Annie Bloch independently released her second album Floors late last year. It’s an album that was shaped by a cacophony of influences. Bloch is based in Cologne, Germany, but was “born in Lower-Saxony, Germany, and reborn in Ireland.” The album features session musicians from both countries and was recorded after only a week of rehearsal. The short rehearsal period resulted in intimately raw performances while also highlighting the musicianship of Bloch and the players she utilized for the album. Moreover, spending time in “alternative venues, jazz bars, [and] classical concert rooms” has left its mark on Floors, resulting in a miscellany of chamber and jazz-tinged indie-rock tunes.
The opening track “Too Drunk to Talk” establishes the world in which this album resides. The din of chatter opens the record, and Bloch goes on to sing about relationship struggles in a straightforward, relatable way. Overall, her lyrics on Floors paint vivid pictures that the listener can get lost in.
Many of the songs on Floors feature chorus and reverb-soaked guitars. It creates a vast sound, mirroring the world Bloch has created through the lyrics. The tune “Cold Feet” has a guitar riff that will surely get stuck in your head. “Pouring” is another one that is anchored by its guitar work. The song has a twitchy drumbeat, and the guitar mirrors this discomfort, especially in the outro solo. The song breaks down into an avant-garde jam as if the drums and guitar are fighting against each other. It’s a wonderfully crazed moment.

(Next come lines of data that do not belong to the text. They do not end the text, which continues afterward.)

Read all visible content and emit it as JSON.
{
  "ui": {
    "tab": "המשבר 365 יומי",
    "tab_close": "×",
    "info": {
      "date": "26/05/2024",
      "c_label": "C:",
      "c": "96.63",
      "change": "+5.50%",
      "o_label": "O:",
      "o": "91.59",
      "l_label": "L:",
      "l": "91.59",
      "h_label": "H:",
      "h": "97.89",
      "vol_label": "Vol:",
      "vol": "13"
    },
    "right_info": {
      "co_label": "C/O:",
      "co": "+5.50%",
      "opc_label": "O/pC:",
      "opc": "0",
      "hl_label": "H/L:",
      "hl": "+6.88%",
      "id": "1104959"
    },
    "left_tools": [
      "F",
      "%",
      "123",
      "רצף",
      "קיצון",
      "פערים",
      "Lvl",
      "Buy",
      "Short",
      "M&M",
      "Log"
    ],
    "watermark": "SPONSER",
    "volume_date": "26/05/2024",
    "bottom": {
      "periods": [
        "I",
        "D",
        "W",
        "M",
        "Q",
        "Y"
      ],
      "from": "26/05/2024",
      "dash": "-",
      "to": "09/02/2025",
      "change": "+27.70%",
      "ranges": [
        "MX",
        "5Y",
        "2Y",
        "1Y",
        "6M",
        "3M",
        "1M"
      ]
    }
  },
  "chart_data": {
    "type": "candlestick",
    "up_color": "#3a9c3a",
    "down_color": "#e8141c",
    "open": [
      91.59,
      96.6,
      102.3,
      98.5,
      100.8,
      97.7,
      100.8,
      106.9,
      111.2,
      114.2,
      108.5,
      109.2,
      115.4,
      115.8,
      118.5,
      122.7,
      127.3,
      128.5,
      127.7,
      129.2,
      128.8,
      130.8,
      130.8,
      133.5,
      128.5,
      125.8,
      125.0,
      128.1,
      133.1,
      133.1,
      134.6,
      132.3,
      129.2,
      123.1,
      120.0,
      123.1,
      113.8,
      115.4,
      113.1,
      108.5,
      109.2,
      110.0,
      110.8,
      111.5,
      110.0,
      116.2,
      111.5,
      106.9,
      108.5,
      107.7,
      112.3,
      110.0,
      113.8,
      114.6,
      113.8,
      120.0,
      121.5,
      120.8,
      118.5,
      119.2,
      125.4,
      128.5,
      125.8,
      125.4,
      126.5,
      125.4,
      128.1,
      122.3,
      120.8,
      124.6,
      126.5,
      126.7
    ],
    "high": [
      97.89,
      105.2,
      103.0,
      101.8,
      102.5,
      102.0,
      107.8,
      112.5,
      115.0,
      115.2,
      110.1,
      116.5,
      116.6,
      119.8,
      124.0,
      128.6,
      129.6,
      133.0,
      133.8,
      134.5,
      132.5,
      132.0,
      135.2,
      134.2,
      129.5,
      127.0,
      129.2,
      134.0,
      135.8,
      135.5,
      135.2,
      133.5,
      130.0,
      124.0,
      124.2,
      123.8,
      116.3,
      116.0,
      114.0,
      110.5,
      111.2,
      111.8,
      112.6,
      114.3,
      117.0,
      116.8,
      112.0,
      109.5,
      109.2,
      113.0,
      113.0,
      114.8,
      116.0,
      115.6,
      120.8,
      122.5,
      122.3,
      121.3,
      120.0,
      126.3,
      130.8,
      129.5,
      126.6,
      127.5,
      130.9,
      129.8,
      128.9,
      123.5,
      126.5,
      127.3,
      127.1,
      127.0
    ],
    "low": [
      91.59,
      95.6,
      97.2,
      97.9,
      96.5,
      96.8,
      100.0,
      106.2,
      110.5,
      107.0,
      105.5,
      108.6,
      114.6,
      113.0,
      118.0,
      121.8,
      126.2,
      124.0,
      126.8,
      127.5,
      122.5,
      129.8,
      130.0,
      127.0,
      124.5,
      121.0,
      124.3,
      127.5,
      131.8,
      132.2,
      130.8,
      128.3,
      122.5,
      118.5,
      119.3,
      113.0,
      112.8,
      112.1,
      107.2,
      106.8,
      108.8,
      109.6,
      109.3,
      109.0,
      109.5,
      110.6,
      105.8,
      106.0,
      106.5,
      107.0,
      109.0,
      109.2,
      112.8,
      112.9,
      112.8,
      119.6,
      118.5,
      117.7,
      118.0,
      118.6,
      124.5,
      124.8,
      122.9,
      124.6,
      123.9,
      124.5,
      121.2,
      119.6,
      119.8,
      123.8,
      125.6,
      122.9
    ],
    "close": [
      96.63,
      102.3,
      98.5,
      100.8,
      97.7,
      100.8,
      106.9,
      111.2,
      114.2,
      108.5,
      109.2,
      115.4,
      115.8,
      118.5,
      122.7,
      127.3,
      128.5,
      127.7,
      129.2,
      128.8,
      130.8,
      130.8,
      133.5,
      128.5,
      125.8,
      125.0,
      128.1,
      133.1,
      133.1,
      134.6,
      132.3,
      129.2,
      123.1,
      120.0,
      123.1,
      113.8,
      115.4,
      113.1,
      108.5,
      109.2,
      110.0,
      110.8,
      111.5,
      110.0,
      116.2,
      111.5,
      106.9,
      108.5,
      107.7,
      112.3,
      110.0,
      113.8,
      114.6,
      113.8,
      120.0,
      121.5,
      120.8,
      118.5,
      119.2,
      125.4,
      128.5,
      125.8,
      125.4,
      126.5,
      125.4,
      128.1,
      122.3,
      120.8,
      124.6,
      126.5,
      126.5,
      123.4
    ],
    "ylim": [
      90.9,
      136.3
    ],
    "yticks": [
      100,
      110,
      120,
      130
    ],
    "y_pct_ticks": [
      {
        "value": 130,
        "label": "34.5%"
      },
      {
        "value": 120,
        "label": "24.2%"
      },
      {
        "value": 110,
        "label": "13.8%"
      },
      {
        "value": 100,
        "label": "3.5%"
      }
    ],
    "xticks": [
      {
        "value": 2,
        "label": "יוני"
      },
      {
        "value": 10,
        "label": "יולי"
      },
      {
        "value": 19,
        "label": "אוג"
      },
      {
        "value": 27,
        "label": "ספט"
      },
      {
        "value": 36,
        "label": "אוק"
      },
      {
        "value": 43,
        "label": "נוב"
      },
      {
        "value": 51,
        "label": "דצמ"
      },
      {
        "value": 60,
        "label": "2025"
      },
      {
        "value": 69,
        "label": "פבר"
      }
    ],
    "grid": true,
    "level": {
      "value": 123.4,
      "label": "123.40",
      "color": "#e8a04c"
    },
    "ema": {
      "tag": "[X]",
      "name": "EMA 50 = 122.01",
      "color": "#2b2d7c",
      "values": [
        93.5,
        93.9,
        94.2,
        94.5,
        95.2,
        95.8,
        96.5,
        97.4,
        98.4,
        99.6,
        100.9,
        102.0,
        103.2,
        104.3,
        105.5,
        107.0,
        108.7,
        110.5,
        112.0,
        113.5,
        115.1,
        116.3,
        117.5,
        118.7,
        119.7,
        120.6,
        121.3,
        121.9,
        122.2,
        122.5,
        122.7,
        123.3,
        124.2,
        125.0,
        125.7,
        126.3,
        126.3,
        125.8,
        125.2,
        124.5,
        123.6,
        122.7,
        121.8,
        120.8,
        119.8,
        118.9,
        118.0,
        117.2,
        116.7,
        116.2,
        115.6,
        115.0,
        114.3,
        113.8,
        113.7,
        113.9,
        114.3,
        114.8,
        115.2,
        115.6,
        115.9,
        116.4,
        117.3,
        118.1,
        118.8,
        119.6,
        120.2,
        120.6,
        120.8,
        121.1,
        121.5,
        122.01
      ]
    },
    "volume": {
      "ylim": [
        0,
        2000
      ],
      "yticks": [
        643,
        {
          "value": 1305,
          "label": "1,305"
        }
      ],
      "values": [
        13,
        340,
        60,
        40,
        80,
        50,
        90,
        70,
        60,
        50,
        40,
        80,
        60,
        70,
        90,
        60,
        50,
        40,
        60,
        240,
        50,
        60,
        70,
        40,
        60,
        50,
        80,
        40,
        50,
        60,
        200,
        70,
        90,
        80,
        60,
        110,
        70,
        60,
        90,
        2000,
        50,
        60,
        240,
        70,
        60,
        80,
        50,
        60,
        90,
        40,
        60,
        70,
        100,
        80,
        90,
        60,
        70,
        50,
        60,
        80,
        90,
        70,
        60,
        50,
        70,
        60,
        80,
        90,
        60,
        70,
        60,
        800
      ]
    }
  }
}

Juxtaposed to the high energy of songs like “Pouring” are more quiet and contemplative tracks that feature strings and brass. “Offshore” is a beautiful track with a haunting string section. This, along with the glitchy guitar and metallic sounding percussion, gives the track a dystopian feeling.
Floors is sonically and lyrically rich with each track contributing a new element to the albums overall sound. The inclusion of chamber and jazz elements will attract listeners from all corners of the indie genre.